Le temps
Toute notre vie est mesurée par le temps. Notre espace de vie est comptabilisé en années, mois, semaines, jours et secondes…. Nous sommes nés telle année et la longueur de notre vie est aléatoire. En fait, nous baignons tous dans la conscience, même floue, du partiel moment qui nous est alloué pour vivre en ce monde que nous expérimentons chaque jour! Ainsi, nos éducateurs – parents, enseignants – nous ont inculqué très tôt la notion de la réussite de notre vie.
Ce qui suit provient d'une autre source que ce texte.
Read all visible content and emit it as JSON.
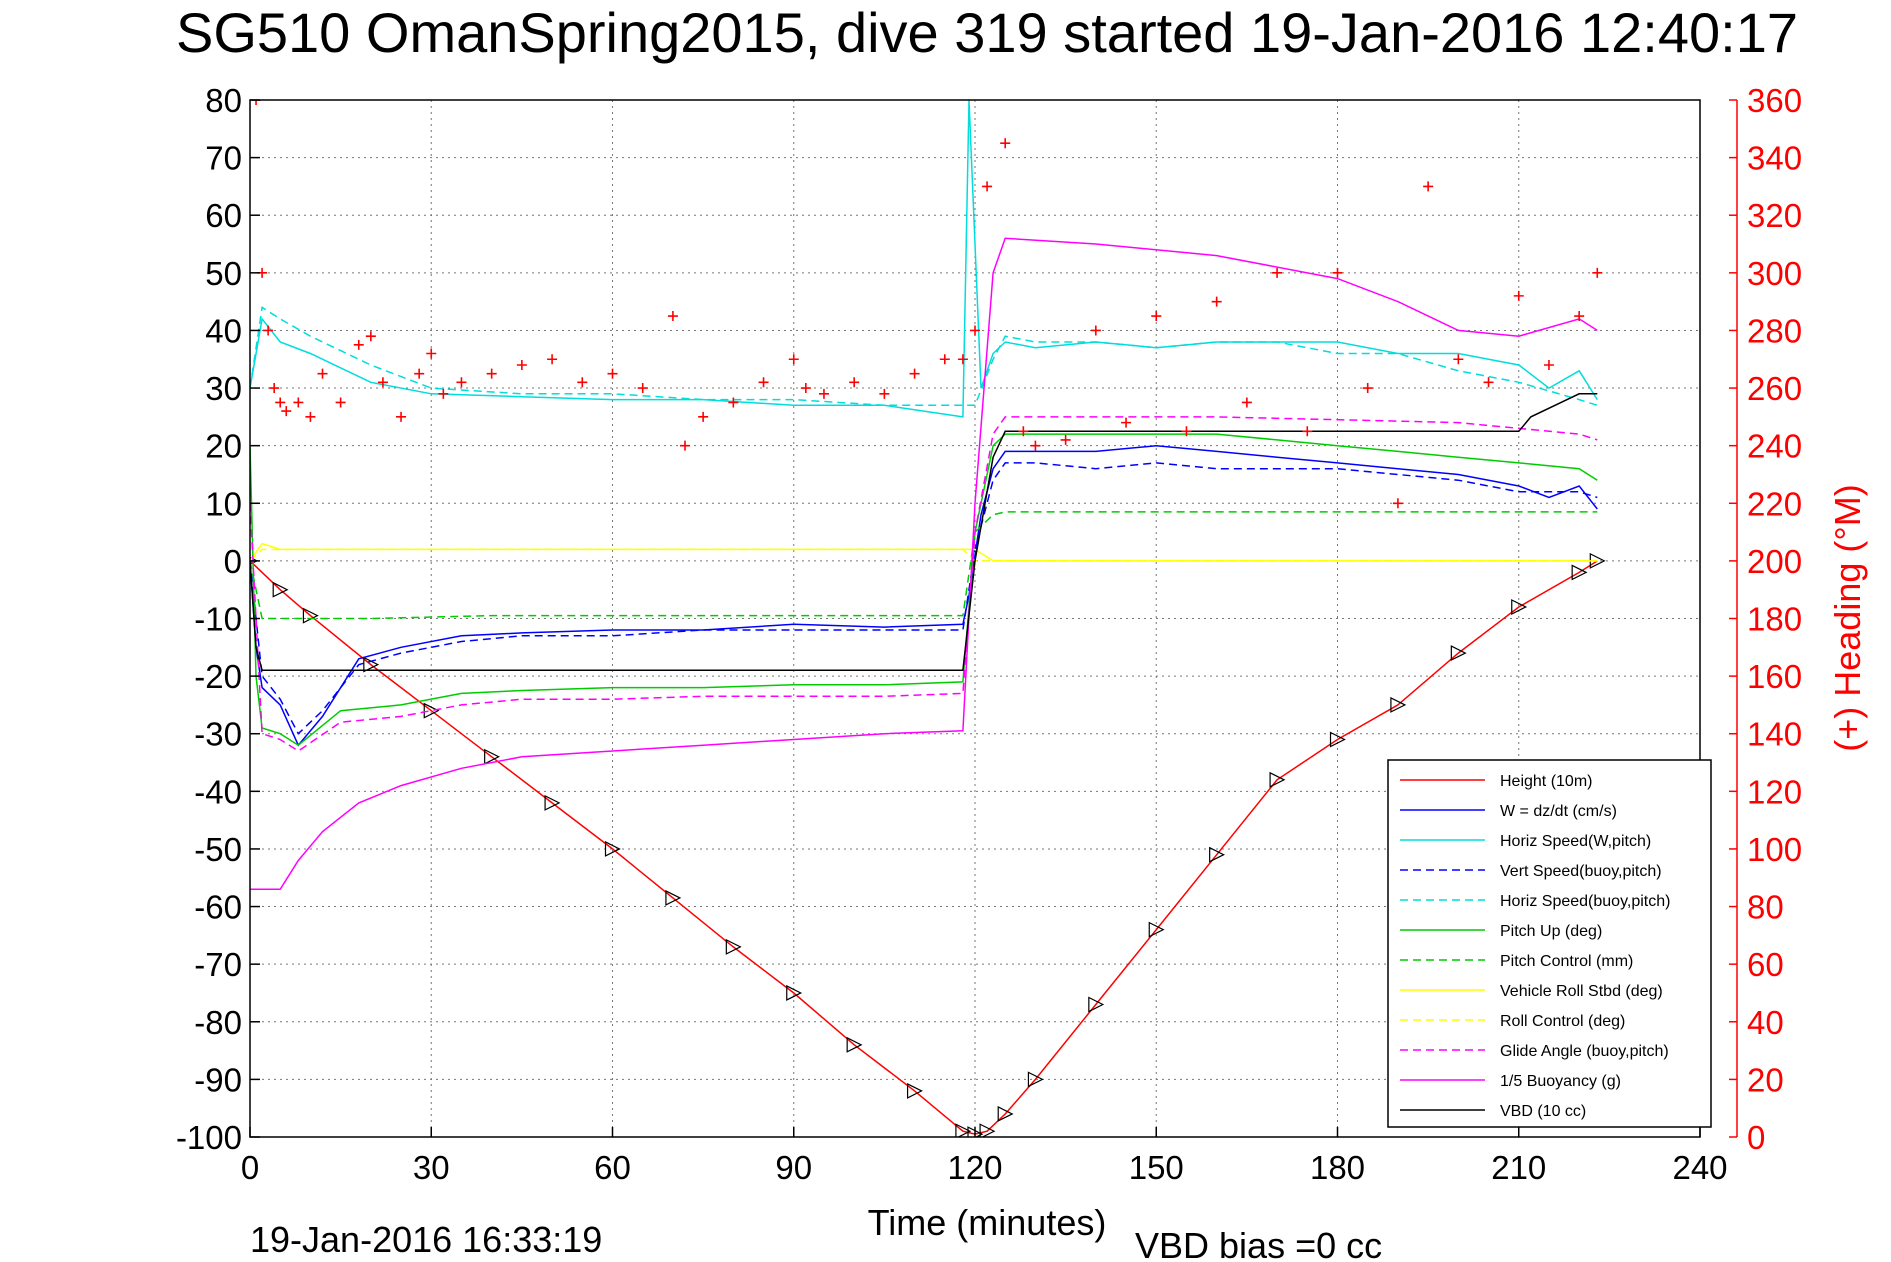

Au XXe siècle, pour réussir, il fallait passer par la voie de l’étude ou encore se soumettre aux modèles sociaux de l’époque. En ce début du XXIe siècle, même si l’ambiance sociale s’est considérablement transformée, la notion de réussite de sa vie est maintenant omniprésente. Mais de manière subreptice et multiple!
En effet, par les divers moyens de communication, on vante les succès sportifs, artistiques, économiques et autres de tel et tel quidam auquel on nous propose insidieusement de ressembler à la condition de nous impliquer et de nous dépasser pour atteindre la performance attendue par tel promoteur! Le culte du vedettariat devient le signe privilégié de la réussite. Et si nous ne pensons ne pas pouvoir performer, nous opterons pour l’admiration d’une vedette de notre choix. Nous devenons alors son fan! Brillons comme fan puisqu’il nous est impensable de rayonner comme star, nous disons-nous d’emblée et comme allant de soi. Et il y a des légions de fans dans toutes les sphères de la société! Cependant, nous demeurons encore dans la sphère du vedettariat tant prôné actuellement. On dirait que pour réussir il nous faille devenir super performant ou admirer Untel qui performe sous nos yeux!
Mais si nous n’étincelons pas dans notre sphère durant notre parcours de vie, pouvons-nous dès lors affirmer que nous avons raté notre vie, que nous avons perdu le temps qui nous était alloué? Pouvons-nous simplement penser que nous pourrions mesurer la réussite d’une vie, de notre vie sur des critères moins spectaculaires mais plus intimistes, voire plus réalistes et plus conviviaux? Pour ma part, depuis quelque temps, je me réjouis toujours d’entendre des vedettes de tout acabit, qui ont performé en maintes sphères de la société, affirmer sans ambages que la joie de leur famille et de leur amour prédominent leur succès. Ils affirment tous que ne pas avoir pu consacrer plus de temps aux leurs est leur plus grande peine! J’ose penser qu’il en est ainsi pour chacun dans tous les domaines où la société demande de performer.
Cependant, ne pensez pas que j’entretiens le culte du porteur d’eau né pour un p’tit pain en m’appuyant sur la famille comme base de réussite de sa vie. Comme nous vivons dans une culture de la performance, il me semble bien simplement être réaliste en posant la famille comme critère de base pour mesurer notre réussite. Une parenthèse s’impose ici où parfois le divorce vaut mieux que toute souffrance qui entrave l’épanouissement des membres de cette famille particulière.
Réussir sa vie devient donc possible. Sans s’oublier soi-même, il suffit d’organiser son agenda en priorisant du temps avec les nôtres. Les rendre heureux par de petites attentions qui requièrent quelques minutes. Perdre du temps à nous taquiner! Sauver du temps à l’un de nous en le conduisant à un rendez-vous important. Savoir fêter le temps en soulignant les anniversaires. Se réjouir de mille façons à la naissance d’un bébé dans la tribu. Pleurer le décès de l’un de nos membres. Et avec ces départs, oser croire malgré toutes les apparences, que ce temps-ci si beau, mais si compté, ne soit que le prélude à un espace de vie sans limites, sans commune mesure avec ce que nous connaissons maintenant!
Notre vie comme un mystère qui se vit dans un bref laps de temps sur cette planète! Notre vie réussit dans le giron de l’amour interpersonnel de notre famille! Notre vie… simplement quelques jours pour apprendre à aimer!